Tam da bu dönemde, Zappos’un internet üzerinden ayakkabı satışıyla yakaladığı başarıyı gördüler. Acaba gözlükte de aynı şey yapılabilir mi? diye düşündüler. Çevrelerinden Gözlük denenmeden alınmaz, bu iş tutmaz yorumlarını duysalar da vazgeçmediler. Amaçları basitti: mağazalarda 500 dolara satılan gözlükleri internet üzerinden yalnızca 95 dolara sunmak ve her satış için gelişmekte olan ülkelere bir gözlük bağışlamak.
2010’da Jack Kerouac’ın romanındaki iki karakterin isimlerini birleştirerek Warby Parker markasını kurdular. Başlangıçta günde bir-iki gözlük satmayı hedeflerken, GQ dergisinin onları Gözlük piyasasının Netflix’i olarak tanıtmasıyla işler değişti. Bir ay içinde bir yıllık satış hedeflerine ulaştılar. Ardından FastCompany’nin 2015 listesinde Dünyanın En Yenilikçi Şirketi seçildiler. Yıllık cirosu 100 milyon dolara ulaşan Warby Parker’ın değeri kısa sürede 1 milyar doları aştı.

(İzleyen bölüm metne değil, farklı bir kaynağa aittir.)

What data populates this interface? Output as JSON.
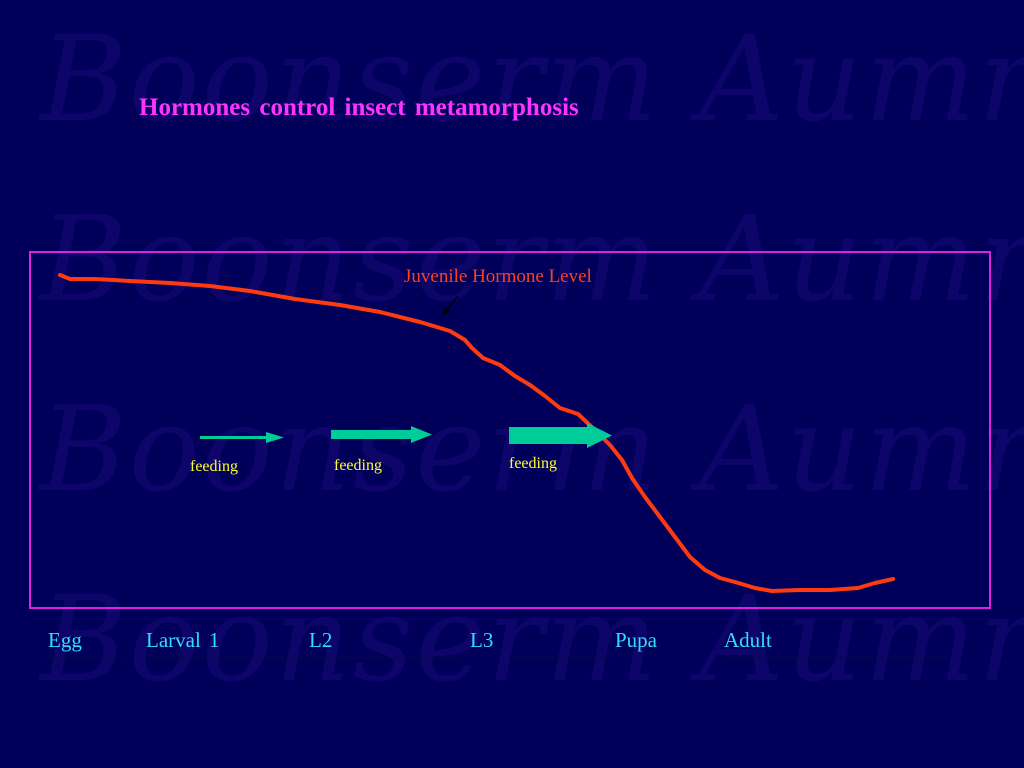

Warby Parker, gözlüklerin tasarımından dağıtımına kadar tüm süreci kendi bünyesinde gerçekleştirerek aracıları ortadan kaldırdı. Üstelik müşterilere ücretsiz deneme imkânı sundular. Seçtiğiniz modeller adresinize geliyor, beğendiklerinizi satın alıyor, diğerlerini kolayca geri gönderebiliyorsunuz.
Markanın misyonu yalnızca uygun fiyatlı gözlük satmak değil; aynı zamanda dünyada fark yaratmak. “Bir Çift Al, Bir Çift Bağışla” programıyla bugüne kadar 20 milyondan fazla gözlük ihtiyaç sahiplerine ulaştırdılar. Çünkü Warby Parker’a göre herkesin görme hakkı var.
Warby Parker, yalnızca bir gözlük markası değil; sektörün kurallarını yeniden yazan, sosyal faydayı iş modelinin merkezine koyan bir girişim. Onların hikâyesi, iyi gözlük, iyi sonuç mottosunun canlı bir örneği. Ve unutmayalım, Warby Parker’ın başarısı çerçevelerinde atıyor. Klasik siyah çerçeveler, zamansız şıklığıyla markanın tercih edilen modellerinden. Siyah, sadeliği ile her yüze uyum sağlıyor. Benim de en sevdiğim renk. Bence gözlüğe yalnızca bir aksesuar değil, karakter katan bir detay.